Joseph Bates: The Real Founder of Seventh-Day Adventism by George R. Knight
My rating: 4 of 5 stars
While those who would eventually form the Seventh-day Adventist Church were Millerites, only one was influential in both that his work after the Great Disappointment would standout and provide the underpinnings of the eventual largest Adventist denomination. Joseph Bates: The Real Founder of Seventh-day Adventism by George R. Knight is a comprehensive look at one of the most important men in the Adventism movement before and after October 1844.
Beginning with a young boy looking for adventure as a sailor, Knight fully covers the life of Joseph Bates until his death as a senior statesman of the Church he helped to found still looking to serve Christ. In covering Bates career at sea, Knight pulls out traits—both potentially benefital and harmful—that would serve him as he preached the soon coming of Christ as part of the Millerite movement and later his development of Sabbatarian Adventism. After retiring, Bates who had already shown a keen interest in reform, firstly himself and then his own ship’s crew, launched himself into numerous reform movements until he heard Advent message of William Miller and seeing it as the ultimate reform movement wholeheartedly went to spread the good news. Though not a primary leader, he was a major secondary leader within the Millerites that both chaired conferences and went out preaching. After the Great Disappointment of October 1844, Bates began studying and joined those Adventists that believed something did occur though not the fanatics that tainted this group of post-Disappointment Millerites. It is at this point in which Knight carefully covers Bates life over a decade, though focused on a four year span in particular, in which Bates became both the first theologian and then first historian of Sabbatarian Adventism and would lay the foundations of essentially all major doctrines that set the Seventh-day Adventist Church apart from other denominations. Knight covers Bates relationship with both James and Ellen White in full during this period and after as the trio would guide the “little flock” over the next two decades until his death.
In approximately 220 pages of text and reference, Knight use Bates’ own autobiography as well as research first discovered others including two of his own students to give the reader a full sense of the life of Joseph Bate as can be expected. Though the book is not strictly chronological, Knight structures the book in such a way as to give an overview in a certain period of Bates life in one chapter and in the subsequent one focus on a particular aspect during that period with it most typically being theological in nature. This keeps the book engaging for the general reader and not getting them bogged down or overwhelmed with detail of having a strictly chronological book from beginning to end. Yet while these choices by Knight create a very good and readable book, there just seemed to be something off with his writing that made me feel that it was up to other books that he had authored.

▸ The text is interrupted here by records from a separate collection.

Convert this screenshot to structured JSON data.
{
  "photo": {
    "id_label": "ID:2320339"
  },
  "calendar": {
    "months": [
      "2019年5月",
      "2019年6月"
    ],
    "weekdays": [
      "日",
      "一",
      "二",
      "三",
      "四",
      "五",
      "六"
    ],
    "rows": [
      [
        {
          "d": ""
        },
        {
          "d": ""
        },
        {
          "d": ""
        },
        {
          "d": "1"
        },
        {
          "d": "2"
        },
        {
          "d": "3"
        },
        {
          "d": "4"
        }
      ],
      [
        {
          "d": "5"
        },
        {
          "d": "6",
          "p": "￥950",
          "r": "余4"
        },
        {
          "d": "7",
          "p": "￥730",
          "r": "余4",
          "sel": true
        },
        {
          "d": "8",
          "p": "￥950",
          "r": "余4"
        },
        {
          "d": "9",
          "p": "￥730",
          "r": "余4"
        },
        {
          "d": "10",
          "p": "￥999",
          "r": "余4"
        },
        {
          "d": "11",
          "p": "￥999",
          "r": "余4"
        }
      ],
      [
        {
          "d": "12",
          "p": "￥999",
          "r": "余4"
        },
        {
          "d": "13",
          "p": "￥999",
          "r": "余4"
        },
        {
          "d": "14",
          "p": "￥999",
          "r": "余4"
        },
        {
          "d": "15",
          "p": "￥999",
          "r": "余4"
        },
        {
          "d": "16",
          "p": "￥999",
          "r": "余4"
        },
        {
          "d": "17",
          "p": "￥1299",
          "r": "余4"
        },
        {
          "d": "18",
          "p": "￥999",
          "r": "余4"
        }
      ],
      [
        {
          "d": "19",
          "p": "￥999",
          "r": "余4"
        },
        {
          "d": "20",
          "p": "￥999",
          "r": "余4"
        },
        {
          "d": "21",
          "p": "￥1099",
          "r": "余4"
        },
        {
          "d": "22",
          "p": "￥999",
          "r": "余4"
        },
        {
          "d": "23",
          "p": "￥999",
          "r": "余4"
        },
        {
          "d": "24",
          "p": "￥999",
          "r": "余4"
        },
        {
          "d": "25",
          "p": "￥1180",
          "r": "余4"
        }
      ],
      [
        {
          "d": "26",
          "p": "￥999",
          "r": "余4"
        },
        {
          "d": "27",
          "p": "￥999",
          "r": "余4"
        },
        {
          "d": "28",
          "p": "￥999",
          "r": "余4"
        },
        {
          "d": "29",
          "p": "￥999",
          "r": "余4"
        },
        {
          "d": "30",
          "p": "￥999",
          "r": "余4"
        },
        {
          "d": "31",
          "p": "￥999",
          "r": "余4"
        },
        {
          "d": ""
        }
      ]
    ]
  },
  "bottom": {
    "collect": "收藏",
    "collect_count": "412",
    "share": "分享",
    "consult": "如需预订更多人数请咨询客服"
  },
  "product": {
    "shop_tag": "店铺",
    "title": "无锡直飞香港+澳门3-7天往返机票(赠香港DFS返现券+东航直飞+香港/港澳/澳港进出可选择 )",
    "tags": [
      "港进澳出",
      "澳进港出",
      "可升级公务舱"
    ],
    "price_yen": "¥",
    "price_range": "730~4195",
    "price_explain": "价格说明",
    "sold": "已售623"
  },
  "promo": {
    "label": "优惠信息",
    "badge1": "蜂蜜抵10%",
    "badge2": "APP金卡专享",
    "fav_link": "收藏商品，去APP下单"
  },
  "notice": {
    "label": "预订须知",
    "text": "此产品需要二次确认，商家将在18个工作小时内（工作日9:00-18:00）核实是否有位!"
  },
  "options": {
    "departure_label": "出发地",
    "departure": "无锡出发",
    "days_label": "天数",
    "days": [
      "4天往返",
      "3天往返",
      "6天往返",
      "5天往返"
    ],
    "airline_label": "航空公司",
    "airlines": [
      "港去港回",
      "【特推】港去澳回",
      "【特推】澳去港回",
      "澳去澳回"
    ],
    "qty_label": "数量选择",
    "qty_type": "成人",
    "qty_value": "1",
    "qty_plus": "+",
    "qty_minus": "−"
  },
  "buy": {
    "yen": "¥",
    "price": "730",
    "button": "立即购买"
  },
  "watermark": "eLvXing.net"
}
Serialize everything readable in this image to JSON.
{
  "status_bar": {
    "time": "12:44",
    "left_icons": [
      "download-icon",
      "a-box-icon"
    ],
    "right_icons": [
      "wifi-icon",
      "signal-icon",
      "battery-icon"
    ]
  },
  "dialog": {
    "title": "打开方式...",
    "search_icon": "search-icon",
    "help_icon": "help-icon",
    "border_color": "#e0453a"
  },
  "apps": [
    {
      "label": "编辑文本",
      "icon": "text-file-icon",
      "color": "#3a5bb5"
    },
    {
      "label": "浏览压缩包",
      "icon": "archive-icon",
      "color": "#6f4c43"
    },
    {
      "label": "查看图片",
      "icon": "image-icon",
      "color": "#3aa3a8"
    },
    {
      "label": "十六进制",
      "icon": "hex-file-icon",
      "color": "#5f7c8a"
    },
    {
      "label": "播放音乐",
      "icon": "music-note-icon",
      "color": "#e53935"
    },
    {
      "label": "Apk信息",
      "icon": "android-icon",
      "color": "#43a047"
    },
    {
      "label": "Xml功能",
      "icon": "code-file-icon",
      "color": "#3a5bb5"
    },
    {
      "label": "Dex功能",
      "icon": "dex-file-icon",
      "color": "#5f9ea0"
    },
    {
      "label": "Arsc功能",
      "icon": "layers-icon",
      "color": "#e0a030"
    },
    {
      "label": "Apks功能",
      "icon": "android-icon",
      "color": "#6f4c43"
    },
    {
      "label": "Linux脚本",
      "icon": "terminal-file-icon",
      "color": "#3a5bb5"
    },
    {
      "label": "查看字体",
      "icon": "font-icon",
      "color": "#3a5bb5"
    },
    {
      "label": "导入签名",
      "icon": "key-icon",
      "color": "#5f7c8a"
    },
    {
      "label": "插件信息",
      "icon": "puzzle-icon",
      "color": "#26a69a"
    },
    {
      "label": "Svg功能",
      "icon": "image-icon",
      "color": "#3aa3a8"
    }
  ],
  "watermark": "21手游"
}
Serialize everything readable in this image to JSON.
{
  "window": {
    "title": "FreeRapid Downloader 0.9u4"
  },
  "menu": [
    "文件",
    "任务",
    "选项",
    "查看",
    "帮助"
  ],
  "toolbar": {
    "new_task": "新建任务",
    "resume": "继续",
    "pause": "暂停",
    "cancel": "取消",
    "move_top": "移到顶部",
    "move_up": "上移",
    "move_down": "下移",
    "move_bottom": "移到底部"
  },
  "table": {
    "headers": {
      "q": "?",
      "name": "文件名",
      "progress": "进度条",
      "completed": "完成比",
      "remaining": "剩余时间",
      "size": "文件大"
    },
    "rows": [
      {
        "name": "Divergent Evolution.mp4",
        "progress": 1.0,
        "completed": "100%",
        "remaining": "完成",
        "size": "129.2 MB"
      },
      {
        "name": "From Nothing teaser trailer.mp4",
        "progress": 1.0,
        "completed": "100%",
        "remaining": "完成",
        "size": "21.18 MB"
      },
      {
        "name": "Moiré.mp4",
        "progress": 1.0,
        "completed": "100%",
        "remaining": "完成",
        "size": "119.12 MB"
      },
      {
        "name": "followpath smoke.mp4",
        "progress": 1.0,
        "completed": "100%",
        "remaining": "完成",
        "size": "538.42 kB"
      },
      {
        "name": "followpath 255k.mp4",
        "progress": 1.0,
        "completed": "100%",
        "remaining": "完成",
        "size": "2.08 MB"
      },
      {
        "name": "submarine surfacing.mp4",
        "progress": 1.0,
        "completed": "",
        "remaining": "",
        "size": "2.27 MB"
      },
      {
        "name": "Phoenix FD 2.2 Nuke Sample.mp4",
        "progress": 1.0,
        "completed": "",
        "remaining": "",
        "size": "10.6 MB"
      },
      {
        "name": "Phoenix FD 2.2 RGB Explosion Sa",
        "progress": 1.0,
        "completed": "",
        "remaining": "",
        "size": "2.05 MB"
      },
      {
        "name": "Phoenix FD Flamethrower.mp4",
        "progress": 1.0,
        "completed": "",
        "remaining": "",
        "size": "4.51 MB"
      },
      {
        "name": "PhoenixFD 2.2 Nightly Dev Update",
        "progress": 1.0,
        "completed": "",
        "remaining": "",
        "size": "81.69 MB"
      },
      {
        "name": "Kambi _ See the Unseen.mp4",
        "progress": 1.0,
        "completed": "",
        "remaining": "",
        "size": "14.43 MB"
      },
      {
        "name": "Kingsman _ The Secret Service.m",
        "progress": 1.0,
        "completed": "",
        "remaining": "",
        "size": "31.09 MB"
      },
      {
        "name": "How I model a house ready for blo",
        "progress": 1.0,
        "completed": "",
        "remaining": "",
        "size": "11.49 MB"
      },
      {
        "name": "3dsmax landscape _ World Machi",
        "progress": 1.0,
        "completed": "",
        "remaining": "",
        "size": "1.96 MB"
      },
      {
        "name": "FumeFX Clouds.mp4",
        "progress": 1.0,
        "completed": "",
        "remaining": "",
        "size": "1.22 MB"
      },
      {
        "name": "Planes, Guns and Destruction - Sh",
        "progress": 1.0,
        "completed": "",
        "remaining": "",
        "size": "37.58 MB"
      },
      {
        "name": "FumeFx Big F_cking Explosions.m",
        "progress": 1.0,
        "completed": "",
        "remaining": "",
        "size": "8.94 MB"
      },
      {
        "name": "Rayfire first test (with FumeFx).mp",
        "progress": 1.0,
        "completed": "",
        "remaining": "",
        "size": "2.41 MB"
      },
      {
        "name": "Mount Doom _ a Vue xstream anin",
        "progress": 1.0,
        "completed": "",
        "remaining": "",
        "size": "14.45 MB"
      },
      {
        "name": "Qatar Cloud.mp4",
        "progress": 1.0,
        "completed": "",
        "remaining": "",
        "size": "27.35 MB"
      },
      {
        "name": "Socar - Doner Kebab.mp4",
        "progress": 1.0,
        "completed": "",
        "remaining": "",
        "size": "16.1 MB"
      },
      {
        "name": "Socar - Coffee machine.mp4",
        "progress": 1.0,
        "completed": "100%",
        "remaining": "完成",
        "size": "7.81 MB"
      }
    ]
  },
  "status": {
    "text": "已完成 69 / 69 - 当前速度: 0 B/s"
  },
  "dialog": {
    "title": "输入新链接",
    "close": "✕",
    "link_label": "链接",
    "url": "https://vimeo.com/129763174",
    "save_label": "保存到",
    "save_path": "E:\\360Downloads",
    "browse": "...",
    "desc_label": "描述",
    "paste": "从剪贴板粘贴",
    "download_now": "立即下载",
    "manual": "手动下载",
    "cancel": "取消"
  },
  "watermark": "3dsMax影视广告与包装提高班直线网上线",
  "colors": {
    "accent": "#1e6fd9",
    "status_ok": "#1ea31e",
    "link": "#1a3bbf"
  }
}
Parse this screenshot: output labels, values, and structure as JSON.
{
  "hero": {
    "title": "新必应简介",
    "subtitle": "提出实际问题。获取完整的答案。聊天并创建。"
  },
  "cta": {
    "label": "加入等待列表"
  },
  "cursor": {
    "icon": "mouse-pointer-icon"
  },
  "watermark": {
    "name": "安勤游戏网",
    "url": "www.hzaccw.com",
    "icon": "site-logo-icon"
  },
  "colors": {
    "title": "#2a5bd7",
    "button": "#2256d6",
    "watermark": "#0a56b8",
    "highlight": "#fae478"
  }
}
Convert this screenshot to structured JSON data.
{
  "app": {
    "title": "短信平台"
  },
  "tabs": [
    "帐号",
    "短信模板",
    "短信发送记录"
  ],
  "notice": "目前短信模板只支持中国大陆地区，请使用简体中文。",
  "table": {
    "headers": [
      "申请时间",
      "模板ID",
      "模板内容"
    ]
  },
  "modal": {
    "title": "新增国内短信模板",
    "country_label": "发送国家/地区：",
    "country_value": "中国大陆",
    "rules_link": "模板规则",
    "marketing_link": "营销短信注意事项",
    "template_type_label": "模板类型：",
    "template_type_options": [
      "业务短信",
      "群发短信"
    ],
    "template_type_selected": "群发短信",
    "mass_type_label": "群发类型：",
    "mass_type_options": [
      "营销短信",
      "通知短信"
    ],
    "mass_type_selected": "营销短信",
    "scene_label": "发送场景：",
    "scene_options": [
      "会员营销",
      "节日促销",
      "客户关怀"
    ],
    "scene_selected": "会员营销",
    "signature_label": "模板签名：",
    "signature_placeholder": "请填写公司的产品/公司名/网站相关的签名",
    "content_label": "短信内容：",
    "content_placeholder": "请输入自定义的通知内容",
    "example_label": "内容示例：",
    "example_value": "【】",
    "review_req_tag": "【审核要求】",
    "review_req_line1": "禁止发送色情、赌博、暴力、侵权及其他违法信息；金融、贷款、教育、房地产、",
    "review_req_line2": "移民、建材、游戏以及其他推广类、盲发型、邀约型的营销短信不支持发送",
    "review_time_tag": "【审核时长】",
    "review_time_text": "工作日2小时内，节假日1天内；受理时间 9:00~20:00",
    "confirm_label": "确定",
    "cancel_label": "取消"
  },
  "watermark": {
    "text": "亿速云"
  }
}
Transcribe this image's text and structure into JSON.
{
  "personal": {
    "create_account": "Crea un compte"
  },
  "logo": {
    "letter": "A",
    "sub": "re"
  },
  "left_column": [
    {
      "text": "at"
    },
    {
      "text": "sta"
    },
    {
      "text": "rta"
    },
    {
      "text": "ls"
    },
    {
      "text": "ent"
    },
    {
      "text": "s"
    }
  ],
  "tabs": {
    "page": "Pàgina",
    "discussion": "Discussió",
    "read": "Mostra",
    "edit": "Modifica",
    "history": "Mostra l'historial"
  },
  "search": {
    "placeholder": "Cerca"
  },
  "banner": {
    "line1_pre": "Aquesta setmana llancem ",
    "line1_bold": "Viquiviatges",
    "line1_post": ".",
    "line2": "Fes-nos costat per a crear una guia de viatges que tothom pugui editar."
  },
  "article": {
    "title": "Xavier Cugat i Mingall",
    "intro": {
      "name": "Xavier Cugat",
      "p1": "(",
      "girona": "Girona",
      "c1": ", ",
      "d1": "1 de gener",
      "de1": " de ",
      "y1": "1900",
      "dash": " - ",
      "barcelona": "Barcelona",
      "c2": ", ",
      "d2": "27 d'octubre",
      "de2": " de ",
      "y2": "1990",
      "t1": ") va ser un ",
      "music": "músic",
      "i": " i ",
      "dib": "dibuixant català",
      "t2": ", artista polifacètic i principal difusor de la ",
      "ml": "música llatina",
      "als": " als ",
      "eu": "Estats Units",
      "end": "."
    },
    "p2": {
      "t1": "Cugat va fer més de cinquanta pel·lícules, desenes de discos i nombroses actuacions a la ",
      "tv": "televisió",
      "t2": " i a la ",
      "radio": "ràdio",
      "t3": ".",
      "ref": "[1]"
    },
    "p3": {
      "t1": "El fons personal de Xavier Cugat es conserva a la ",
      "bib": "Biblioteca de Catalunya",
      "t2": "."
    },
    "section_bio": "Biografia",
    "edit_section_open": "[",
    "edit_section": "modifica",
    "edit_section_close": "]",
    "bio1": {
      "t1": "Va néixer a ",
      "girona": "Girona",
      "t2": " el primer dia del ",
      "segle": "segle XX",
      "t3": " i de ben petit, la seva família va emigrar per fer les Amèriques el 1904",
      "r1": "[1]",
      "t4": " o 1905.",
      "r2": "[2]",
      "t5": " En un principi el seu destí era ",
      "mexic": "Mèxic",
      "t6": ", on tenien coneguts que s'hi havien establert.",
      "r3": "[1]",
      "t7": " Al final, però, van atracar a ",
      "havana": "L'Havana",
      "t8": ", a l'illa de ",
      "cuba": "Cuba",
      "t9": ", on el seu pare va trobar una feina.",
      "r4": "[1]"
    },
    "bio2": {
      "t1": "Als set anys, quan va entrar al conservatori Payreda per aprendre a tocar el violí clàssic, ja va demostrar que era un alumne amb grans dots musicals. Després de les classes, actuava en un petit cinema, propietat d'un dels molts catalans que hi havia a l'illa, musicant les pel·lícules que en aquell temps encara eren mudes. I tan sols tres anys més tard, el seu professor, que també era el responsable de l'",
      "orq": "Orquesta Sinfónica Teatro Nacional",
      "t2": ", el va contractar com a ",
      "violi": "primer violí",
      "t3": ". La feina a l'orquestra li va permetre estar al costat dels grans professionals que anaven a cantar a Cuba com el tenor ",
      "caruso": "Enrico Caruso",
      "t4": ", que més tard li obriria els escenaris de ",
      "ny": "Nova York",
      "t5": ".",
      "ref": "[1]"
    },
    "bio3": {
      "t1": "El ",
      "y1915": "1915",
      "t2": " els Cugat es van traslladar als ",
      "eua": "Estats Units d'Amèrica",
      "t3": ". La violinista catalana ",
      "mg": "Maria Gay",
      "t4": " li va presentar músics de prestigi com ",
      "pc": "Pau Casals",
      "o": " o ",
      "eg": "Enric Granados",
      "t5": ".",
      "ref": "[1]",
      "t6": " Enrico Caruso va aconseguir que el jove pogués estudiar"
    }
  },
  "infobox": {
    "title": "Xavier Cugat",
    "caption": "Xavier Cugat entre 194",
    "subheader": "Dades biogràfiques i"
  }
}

Joseph Bates: The Real Founder of Seventh-day Adventism is a very good book for those, whether Seventh-day Adventists or not, looking to understand the history of denomination that Bates helped to found. As the preeminent Seventh-day Adventist historian, George R. Knight presents the Bates the man of both virtues and flaws and how he shaped the Advent movement. I highly recommend this book for those interested in SDA Church history.